A queda do Muro de Berlim, um marco do fim da Guerra Fria e símbolo do desmantelamento do bloco socialista do leste europeu, aconteceu em 9 de novembro de 1989, depois de ter permanecido de pé por 28 anos. Conheça 25 fatos sobre a barreira que foi erguida no dia 13 de agosto de 1961 e dividiu a Alemanha:
1. Alemanha Oriental surgiu antes do Muro de Berlim
Ao contrário do que muitos pensam, a Alemanha Oriental (RDA, em português, ou DDR, em alemão), surgiu anos antes da construção do Muro – mais precisamente, em 7 de outubro de 1949. O novo país foi fundado nos territórios alemães sobre os quais a então União Soviética mantinha o controle após o fim da Segunda Guerra.
Era um contraponto direto a EUA, França e Reino Unido, que controlavam 3/4 do território e que, poucos meses antes, tinham ajudado a fundar a República Federal da Alemanha (RFA, em português, ou BRD, em alemão), de orientação capitalista.
No lado oriental, a capital era (a parte leste de) Berlim; no ocidental, a cidade de Bonn.
2. Mesmo com duas ‘Alemanhas’, Berlim ainda não era (fisicamente) dividida
Assim como aconteceu no país, Berlim foi ‘repartida’ em quatro partes entre EUA, Reino Unido e França a oeste, e a União Soviética, a leste.
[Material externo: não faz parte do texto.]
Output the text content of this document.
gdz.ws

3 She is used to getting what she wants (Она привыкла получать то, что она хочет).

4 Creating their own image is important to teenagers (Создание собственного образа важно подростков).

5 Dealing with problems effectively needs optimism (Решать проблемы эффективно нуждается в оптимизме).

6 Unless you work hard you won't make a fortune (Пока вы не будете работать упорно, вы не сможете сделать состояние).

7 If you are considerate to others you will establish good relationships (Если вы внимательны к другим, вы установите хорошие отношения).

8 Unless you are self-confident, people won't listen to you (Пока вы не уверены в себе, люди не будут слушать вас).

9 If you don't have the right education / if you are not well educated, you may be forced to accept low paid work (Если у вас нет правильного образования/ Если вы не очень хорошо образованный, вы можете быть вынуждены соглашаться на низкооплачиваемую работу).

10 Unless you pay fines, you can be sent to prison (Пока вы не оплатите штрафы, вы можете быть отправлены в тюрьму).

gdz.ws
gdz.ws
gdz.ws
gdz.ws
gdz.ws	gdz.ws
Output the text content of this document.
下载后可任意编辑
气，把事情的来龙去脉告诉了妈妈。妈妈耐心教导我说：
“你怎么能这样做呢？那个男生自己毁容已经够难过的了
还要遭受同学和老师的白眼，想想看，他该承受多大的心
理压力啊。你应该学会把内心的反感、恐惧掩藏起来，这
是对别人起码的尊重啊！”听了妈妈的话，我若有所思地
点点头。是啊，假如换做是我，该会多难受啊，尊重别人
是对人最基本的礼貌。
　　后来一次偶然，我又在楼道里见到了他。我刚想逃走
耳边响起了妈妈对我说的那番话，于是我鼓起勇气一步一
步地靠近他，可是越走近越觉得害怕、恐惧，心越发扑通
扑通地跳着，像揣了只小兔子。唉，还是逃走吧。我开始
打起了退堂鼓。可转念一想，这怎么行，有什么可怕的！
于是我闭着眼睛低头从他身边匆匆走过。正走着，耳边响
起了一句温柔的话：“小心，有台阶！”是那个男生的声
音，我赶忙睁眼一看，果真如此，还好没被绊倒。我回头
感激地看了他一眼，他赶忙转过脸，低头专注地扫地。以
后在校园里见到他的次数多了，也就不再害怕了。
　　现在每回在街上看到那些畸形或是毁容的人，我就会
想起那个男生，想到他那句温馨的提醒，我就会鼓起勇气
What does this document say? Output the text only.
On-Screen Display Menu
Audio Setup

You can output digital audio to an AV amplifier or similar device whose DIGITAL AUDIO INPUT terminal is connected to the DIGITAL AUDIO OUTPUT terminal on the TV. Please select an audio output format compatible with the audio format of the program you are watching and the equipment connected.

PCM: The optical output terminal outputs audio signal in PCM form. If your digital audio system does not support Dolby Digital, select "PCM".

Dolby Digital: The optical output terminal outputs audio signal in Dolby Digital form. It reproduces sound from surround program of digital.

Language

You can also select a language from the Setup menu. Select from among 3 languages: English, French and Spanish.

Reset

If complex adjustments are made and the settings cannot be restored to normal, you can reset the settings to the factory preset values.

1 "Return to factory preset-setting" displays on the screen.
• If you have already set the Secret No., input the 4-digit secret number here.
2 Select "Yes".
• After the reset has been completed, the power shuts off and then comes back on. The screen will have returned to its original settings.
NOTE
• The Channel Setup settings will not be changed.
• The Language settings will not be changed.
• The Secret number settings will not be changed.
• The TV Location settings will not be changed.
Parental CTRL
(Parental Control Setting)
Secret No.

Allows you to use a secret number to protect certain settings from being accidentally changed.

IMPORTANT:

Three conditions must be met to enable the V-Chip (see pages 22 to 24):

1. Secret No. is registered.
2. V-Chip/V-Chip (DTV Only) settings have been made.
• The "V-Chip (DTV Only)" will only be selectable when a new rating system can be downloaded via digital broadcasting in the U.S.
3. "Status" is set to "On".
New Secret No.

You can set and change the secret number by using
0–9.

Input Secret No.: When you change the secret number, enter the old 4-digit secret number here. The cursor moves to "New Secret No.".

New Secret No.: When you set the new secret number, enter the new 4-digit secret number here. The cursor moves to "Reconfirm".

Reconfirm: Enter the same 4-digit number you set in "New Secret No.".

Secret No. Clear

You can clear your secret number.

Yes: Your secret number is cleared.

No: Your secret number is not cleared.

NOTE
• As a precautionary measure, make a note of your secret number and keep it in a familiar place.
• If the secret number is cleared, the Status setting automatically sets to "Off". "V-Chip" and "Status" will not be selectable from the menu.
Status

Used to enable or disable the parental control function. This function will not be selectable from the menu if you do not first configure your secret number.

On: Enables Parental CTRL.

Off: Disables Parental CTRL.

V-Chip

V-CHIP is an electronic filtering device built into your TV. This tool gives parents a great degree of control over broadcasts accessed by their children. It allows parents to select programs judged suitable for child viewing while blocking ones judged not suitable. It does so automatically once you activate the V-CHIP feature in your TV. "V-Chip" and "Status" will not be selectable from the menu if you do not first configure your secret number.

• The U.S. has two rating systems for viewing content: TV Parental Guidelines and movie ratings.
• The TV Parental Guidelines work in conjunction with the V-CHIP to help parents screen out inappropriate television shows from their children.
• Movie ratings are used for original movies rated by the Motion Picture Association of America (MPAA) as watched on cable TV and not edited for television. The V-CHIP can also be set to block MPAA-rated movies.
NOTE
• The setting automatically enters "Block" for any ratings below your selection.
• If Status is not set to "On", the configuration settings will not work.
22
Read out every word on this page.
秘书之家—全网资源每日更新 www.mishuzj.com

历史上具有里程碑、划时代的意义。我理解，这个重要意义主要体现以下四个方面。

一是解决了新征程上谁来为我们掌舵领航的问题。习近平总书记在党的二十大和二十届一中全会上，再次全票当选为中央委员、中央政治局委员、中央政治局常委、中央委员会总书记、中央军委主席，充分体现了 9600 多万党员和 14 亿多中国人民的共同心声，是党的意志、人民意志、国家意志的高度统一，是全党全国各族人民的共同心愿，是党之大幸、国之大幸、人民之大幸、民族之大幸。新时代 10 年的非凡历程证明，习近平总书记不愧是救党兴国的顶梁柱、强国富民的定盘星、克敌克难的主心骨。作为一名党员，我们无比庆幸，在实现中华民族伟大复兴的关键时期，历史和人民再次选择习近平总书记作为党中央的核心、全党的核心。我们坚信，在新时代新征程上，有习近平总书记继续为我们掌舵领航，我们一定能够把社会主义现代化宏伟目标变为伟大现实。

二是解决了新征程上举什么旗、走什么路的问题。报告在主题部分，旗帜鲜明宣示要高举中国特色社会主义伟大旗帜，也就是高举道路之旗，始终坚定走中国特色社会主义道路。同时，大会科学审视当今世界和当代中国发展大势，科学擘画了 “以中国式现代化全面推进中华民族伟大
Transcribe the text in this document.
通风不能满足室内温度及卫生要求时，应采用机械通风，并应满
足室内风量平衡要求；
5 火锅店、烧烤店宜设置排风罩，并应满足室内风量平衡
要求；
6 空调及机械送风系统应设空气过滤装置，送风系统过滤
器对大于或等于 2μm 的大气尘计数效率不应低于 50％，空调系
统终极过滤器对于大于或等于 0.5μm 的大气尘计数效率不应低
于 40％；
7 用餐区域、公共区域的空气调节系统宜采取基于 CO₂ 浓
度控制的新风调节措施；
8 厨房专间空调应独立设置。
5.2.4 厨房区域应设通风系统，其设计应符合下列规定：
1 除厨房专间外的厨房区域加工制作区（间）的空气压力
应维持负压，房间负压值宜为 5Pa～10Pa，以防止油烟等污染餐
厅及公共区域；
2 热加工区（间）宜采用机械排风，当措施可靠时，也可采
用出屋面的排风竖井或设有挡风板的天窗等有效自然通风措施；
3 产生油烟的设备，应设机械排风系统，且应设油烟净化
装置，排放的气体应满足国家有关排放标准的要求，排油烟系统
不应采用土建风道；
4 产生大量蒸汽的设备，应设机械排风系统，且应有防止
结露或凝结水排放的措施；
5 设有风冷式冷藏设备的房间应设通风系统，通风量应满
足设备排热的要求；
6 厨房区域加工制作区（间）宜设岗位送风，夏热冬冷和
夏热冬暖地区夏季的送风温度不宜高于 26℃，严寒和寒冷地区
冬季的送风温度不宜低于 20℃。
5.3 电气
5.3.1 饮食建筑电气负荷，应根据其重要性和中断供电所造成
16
Como não havia uma barreira física, mesmo após a criação das duas ‘Alemanhas’, havia certa liberdade de movimento entre as zonas, por mais que o controle (especialmente de leste a oeste) tenha sido aumentado gradativamente. O metrô, com várias linhas que iam de um lado a outro, circulava normalmente.
Vale lembrar: Berlim ficava integralmente dentro da Alemanha Oriental, mas acordos após o fim da guerra permitiam, sob certas condições, o trânsito da Alemanha Ocidental para a cidade.
3. Stalin tentou reunificar a Alemanha
Em março de 1952, o então líder soviético, Josef Stalin, enviou uma proposta para as forças capitalistas: tratado de paz e eleições livres em uma Alemanha reunificada. A condição era que o novo país não poderia entrar em nenhuma aliança militar contra os antigos ocupantes.
As forças de ocupação ocidentais, com o apoio do então chanceler alemão ocidental Konrad Adenauer, recusaram o plano, sob a alegação de que a proposta, na verdade, só serviria para prejudicar a integração com o ocidente e dificultar o rearmamento da BRD. Até hoje, é ponto de discussão entre historiadores se essa decisão não teria sido a melhor chance de reunificar o país.
4. Antes do muro real, um muro ‘virtual’
Com a recusa, Stalin chamou Walter Ulbricht, então primeiro-secretário do Comitê Central do Partido Socialista Unificado da Alemanha (SED, em alemão) para uma reunião em Moscou.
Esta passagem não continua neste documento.